As an audit committee member, Sherman understands that board members are not responsible for reauditing financial statements. However, he says the directors have access to the auditors and the right and responsibility to question the audit. For instance, in the case of seeing an accumulated $1 billion on the books, the audit committee might have raised questions about what the company planned to do with the cash, or how much it was earning on the money.
It also has been suggested that the Public Accounting Oversight Board — the U.S. entity charged with auditing firm oversight — bears some responsibility for the alleged poor performance of Price Waterhouse India. The PCAOB inspects the work of public accounting firms that issue audits for companies listed on U.S. stock exchanges, which includes Satyam. Under the Sarbanes-Oxley Act of 2002, the law that created the PCAOB, accounting firms that are not registered with the board are barred from preparing or issuing audit reports on U.S. issuers.
At the start of this year, 1,879 accounting firms were registered with the PCAOB. Further, by the end of 2007, the PCAOB had conducted 123 inspections of non-U.S. firms in 24 jurisdictions.
The board issues inspection reports on the largest registered accounting firms — those with 100 or more issuers as clients — every year, and on smaller firms every three years. Price Waterhouse India is on the triannual schedule, as it is registered separately from the other 60 or so Price Waterhouse and PricewaterhouseCoopers firms. The PCAOB has not issued a report on the Bangalore-based firm, although a spokesperson for the board said it will likely be issued soon.
Price Waterhouse India registered with the PCAOB in 2004, and although the report has been completed, it can take up to a year before it is released publicly because the PCAOB and the audit firm are permitted to address deficiencies cited in the report and work out remediation plans in private.
The PCAOB also said that its most recent rule change regarding non-U.S. accounting firms will likely not affect the Satyam auditor. In December, Rule 4003 was adjusted to give the board flexibility regarding the frequency of non-U.S. inspections, as some legal and regulatory restrictions prevent inspectors from doing their job as frequently as U.S. law requires. Similarly, the board issued a proposed rule to address circumstances in which local laws prohibit a PCAOB inspection entirely.

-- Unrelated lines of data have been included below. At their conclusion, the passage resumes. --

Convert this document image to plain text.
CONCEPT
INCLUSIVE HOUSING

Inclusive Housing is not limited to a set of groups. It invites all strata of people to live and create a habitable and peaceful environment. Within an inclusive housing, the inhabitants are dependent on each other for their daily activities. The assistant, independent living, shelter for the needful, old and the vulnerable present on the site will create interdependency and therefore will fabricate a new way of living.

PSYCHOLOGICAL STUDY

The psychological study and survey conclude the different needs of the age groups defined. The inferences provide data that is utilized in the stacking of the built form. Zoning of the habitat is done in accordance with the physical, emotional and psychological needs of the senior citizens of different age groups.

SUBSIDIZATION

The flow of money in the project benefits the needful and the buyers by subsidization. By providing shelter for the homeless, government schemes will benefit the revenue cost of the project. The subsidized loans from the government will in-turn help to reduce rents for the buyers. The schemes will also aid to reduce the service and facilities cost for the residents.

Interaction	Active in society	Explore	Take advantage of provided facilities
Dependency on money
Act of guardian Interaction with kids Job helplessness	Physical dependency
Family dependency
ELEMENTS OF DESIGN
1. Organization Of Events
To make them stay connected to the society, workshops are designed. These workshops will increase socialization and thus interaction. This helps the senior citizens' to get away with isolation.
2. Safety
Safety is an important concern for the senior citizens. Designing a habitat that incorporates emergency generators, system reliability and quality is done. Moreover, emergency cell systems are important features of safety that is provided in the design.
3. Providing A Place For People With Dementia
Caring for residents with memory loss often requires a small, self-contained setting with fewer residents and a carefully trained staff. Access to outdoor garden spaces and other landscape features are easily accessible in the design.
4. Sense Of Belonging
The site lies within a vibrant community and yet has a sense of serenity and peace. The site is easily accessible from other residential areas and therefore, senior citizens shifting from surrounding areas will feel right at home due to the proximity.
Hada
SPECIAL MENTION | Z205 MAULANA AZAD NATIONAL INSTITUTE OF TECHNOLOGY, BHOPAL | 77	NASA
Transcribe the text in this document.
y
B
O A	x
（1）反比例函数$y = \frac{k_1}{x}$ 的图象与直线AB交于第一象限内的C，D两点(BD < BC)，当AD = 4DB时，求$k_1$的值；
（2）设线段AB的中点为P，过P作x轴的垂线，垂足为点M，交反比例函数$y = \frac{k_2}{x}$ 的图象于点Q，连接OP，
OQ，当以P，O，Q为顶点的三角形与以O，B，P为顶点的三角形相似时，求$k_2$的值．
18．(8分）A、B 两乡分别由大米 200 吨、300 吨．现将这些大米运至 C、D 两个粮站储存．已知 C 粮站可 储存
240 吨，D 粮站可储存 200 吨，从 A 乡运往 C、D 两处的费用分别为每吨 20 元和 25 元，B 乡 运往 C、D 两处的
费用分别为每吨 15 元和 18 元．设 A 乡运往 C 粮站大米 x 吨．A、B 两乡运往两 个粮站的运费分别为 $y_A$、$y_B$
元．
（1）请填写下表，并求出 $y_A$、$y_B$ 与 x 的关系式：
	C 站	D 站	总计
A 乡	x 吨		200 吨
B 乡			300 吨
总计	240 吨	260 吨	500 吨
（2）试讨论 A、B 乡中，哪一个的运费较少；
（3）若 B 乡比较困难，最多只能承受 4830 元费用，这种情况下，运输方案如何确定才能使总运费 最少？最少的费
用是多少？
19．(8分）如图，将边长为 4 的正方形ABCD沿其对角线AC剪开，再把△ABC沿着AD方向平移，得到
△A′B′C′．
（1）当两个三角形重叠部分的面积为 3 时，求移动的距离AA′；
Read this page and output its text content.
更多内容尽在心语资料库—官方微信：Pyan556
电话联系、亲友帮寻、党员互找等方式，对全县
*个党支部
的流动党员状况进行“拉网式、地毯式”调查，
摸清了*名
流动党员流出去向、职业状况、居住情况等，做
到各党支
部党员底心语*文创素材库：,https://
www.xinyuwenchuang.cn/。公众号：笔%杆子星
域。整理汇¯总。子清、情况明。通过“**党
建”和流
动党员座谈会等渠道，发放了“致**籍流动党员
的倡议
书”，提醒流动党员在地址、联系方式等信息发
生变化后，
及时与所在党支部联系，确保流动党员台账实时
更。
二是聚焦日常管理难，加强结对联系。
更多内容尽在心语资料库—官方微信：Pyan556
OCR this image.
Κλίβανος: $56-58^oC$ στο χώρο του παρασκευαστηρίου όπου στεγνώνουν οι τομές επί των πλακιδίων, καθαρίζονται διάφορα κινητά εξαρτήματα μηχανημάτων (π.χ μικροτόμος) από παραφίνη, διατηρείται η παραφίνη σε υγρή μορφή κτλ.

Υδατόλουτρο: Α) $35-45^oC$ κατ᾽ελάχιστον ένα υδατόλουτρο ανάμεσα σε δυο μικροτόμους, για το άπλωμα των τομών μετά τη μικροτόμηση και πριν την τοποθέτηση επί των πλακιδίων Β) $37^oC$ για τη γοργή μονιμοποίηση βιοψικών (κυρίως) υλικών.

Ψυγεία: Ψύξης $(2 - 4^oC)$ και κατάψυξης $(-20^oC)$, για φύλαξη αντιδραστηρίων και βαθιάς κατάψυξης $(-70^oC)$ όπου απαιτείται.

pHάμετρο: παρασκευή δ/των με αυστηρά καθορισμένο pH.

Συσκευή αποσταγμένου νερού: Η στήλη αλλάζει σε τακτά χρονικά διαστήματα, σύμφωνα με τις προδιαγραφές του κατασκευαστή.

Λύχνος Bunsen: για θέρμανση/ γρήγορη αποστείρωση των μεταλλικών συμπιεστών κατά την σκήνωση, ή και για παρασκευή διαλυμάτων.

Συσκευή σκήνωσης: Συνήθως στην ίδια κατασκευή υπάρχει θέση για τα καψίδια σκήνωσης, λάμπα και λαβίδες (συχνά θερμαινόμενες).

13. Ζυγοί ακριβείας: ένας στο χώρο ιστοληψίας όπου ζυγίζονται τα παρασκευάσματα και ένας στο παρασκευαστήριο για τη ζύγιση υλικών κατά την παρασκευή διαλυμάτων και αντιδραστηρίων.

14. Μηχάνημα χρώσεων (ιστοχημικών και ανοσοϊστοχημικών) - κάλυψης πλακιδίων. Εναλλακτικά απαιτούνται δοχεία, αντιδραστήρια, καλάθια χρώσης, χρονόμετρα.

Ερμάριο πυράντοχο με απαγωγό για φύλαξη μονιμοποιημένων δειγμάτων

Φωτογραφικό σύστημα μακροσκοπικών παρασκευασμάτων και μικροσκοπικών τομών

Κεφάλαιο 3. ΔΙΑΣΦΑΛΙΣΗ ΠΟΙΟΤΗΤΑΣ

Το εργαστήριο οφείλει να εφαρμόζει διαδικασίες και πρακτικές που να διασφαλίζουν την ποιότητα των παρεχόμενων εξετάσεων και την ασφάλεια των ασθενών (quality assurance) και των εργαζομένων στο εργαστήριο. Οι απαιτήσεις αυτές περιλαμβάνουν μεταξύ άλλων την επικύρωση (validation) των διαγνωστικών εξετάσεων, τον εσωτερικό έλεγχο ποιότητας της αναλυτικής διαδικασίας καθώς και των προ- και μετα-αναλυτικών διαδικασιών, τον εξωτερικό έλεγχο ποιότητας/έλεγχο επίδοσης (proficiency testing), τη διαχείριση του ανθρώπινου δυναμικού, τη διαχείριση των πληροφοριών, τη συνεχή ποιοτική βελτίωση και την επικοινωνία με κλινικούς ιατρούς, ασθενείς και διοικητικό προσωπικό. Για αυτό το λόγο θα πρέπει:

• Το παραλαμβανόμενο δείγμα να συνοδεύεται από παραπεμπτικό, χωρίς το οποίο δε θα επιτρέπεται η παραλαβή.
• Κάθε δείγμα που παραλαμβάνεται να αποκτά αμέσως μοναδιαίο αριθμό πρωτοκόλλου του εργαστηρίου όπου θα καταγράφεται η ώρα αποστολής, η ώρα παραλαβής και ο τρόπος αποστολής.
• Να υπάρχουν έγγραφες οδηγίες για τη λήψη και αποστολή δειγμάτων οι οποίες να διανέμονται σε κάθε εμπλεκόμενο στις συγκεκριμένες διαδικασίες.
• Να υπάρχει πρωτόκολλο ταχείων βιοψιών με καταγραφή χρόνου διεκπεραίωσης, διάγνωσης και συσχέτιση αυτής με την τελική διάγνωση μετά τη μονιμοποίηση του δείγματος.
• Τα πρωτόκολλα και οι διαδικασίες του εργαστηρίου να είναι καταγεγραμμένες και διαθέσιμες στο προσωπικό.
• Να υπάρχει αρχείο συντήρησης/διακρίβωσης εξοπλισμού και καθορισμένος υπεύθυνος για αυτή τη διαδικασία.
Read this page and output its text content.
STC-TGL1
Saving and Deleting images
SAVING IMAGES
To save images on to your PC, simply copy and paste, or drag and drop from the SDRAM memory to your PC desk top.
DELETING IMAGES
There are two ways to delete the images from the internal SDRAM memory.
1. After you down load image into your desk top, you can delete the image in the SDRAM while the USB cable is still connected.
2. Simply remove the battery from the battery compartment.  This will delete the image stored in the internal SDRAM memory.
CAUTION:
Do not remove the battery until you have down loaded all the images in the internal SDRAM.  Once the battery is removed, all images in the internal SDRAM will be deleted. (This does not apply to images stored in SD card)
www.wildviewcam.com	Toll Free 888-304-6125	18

One possible culprit that escaped blame for the Satyam scandal is the accounting rules used by the company. “I don’t think the Satyam case is a problem with accounting rules; it is a governance issue,” insists the Lubin School’s James.
Satyam uses both U.S. generally accepted accounting principles and international financial reporting standards to report its financial results, which means that one set of accounting standards didn’t trump the other with respect to shedding light on the fraud. The realization that accounting rules neither helped nor hindered the fraud should help to quell some of the fierce debate regarding which accounting standards are more transparent and therefore better for investors — U.S. GAAP or IFRS.